Tentemos visualizar o seguinte lance: uma equipe arma sua formação defensiva, com bloqueio triplo, na sua posição três, para tentar neutralizar uma PIPE organizada pela equipe adversária e finalizada por um atacante que está no “meio fundo”. Para realizar a referida formação defensiva, os atletas utilizam os mecanismos variabilidade, de tempo, e de pressão físico-condicional e psíquica.

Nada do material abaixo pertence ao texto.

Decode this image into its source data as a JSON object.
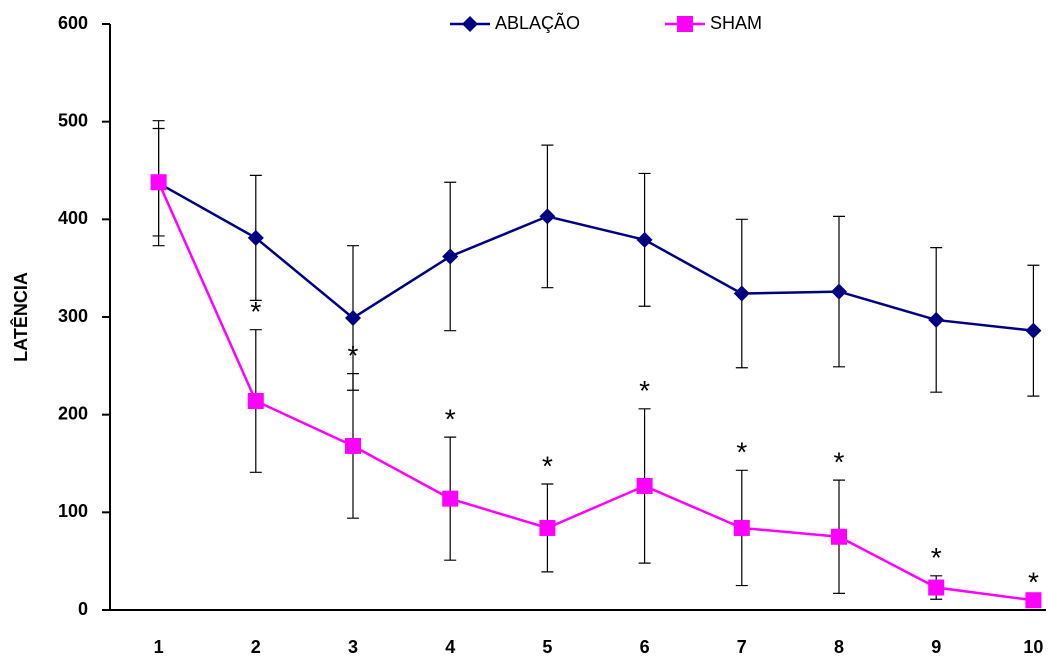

Na continuidade do lance acima, podemos supor que o ataque adversário foi defendido com a bola sendo envia entre as posições 2 e 3, mas fora da rede (como um passe B). A complexidade do lance exigirá que os atacantes que fizeram o bloqueio abram, para estarem aptos para participarem do contra-ataque, e o levantador vai adequar as suas ações às características de cada um deles. Ele considerará também a distância da rede que a bola deverá ser levantada, além da altura e velocidade, considerando também o posicionamento do bloqueio adversário, o momento e o histórico do jogo.
O quadro acima(1) é um instrumento para que treinadores possam planejar um treinamento para o bom equacionamento dos mecanismos de pressão que poderão ocorrer em determinadas situações do jogo. O objetivo é que se possa identificar o quanto cada um deles deve interferir em cada uma das ações, e reproduzi-las nas sessões de treino. Para ter sucesso, o treinador precisa conhecer voleibol a ponto de identificar, com clareza, os processos de elaboração das informações aferentes e eferentes que deverão surgir nas tomadas de decisões de cada atleta. Também deverão ser identificados os prováveis mecanismos de pressão que poderão estar presentes, bem como a magnitude de cada um deles.
Vimos então que todos os mecanismos de pressão entrarão como possíveis fatores de limitação das performances dos atletas. Uns com maior ou menor interferência, como mostra o quadro sobre a especificidade das situações-problema criadas pela variabilidade do jogo. Cabe ao treinador avaliar e prever, o quanto cada um dos mecanismos de pressão vai se manifestar em cada atleta, a cada momento e na sua equipe. Simulações com a presença deles deve ser constante nas sessões de treinos, para que os atletas estejam acostumados com elas, e as tomadas de decisões com eficácia surjam com frequência e naturalidade. Quando isso é treinado, diminuem-se as imprevisibilidades que deverão ocorrer nos jogos, o que reflete o bom trabalho da Comissão Técnica da equipe. Trata-se de uma arte! (3)
Finalizando, não se pode deixar de citar que a formação adequada dos atletas também é fator determinante para que se possa ter atletas de voleibol experts. Crescimento harmonioso e repertório motor rico, amplo e variado, farão toda a diferença para o sucesso de forma qualitativa e quantitativa no sucesso futuro de sua carreira.
Referências:
(1)GRECO, Pablo Juan. Iniciação Esportiva Universal. Editora UFMG. 1998.
(2)MATIAS, Cristino Julio; GRECO, Pablo Juan. Cognição & ação nos jogos esportivos coletivos. Ciências & Cognição, v. 15, n. 1, p. 252-271, 2010.
(3)BOJIKIAN, João Crisóstomo Marcondes; BOJIKIAN, Luciana Perez. O atleta de voleibol protagonista: o papel da competição no processo de formação. Disponível em www.academiadovoleibol.com.br. Acesso em 06/2025.